Squeak to/from UTF-8 conversions

Tue Jun 26 18:22:19 UTC 2007

nicolas cellier wrote:
> However, if you strip the language tag, you will run into very minor 
> bugs with the A macron and a macron, because their encodings have been 
> hijacked as CrossedX and EndOfRun in the CharacterScanner family (clever 
> trick when Characters were 256). I searched how these damned characters 
> could ever work in Squeak and Sophie, and found black magic was this 
> language tag.

Ah, how interesting. I wasn't even aware of that but it makes good 
sense. Which, in a sense, only emphasizes question 2) below given that 
the default Latin-1 environment doesn't seem to set a language code 
whatsoever.

> Andreas, maybe you could have a look at how RTF text are converted in 
> SOphie, it seems to deal with language tag correctly, at least with 
> extended latin characters.

Good point. Unfortunately, I don't have the time to get into Sophie in 
detail (I was just trying to understand why UTF-8 conversion is lossy 
and what to do about it) but if someone would give me a primer on how 
Sophie deals with these issues I'd appreciate it.

Cheers,
   - Andreas

> 
> Nicolas
> 
> Bert Freudenberg a écrit :
>>
>> On Jun 26, 2007, at 9:19 , Andreas Raab wrote:
>>
>>> Hi -
>>>
>>> I was working on a little improvement in UTF-8 conversion speed (so 
>>> far it's about 150x faster for latin-1 text ;-) and for measuring the 
>>> improvements was running a test that said:
>>>
>>> strings := String allSubInstances.
>>> 1 to: strings size do:[:i|
>>>     original := strings at: i.
>>>     utf8 := original squeakToUtf8.
>>>     copy := utf8 utf8ToSqueak.
>>>     original = copy ifFalse:[self error: 'Encoding problem'].
>>> ].
>>>
>>> When I ran this test it failed on each and every WideString instance. 
>>> Digging into it, it seems that all of the WideStrings in Squeak have 
>>> a language tag that is being supplied implicitly by the current 
>>> LanguageEnvironment.
>>>
>>> Questions:
>>> 1) From what it looks like right now there is no way to preserve that 
>>> language tag through a UTF-8 conversion.
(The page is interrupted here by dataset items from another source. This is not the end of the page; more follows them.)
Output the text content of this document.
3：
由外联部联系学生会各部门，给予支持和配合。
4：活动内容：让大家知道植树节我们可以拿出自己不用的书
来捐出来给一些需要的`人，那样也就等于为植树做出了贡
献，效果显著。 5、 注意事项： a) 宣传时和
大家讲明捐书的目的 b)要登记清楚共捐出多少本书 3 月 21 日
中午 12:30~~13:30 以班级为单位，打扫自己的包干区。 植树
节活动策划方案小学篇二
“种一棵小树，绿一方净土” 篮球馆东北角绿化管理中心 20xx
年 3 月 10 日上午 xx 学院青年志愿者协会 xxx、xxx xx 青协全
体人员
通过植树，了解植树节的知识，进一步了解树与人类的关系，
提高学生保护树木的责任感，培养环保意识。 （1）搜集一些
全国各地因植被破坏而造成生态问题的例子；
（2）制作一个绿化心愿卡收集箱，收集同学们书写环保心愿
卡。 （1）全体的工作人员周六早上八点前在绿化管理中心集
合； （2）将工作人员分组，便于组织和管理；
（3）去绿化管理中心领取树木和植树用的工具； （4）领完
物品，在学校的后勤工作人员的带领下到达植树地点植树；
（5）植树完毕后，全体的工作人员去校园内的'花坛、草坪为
Is this indeed the case or 
>>> am I missing something?
>>> 2) Given that my language environment is being set to Latin-1, how 
>>> should clients treat UTF-8 to provide the "proper" language tag? For 
>>> example, I expected that a client be able to read and write UTF-8 
>>> text without implicitly providing that language tag. If that's the 
>>> case, then how does one store these in common text files? (I could 
>>> see how to do this for formatted text but not for "plain text files" 
>>> without further attributation)
>>> 3) More generally asking, isn't the language tag here more of a 
>>> "decorator" along the lines of text attributes? This would certainly 
>>> model more closely the effect that I'm seeing here (some attributes 
>>> are dropped by the squeak -> utf8 -> squeak conversion) *except* that 
>>> I didn't expect any lossy conversion for strings (contrary to Text 
>>> where dropping text attributes is obviously lossy).
>>
>> Nice catch. We had the discussion before, and this to me is another 
>> hint that we really should strip the language tag from Strings and 
>> move it to Text attributes. For rendering bare strings the default 
>> language could be taken from the current environment. The problem is, 
>> IIUC, that currently a lot of bare strings are passed around so it was 
>> simpler to just tag the language onto the string itself.
>>
>> - Bert -
>>
>>
>>
>>
> 
> 
>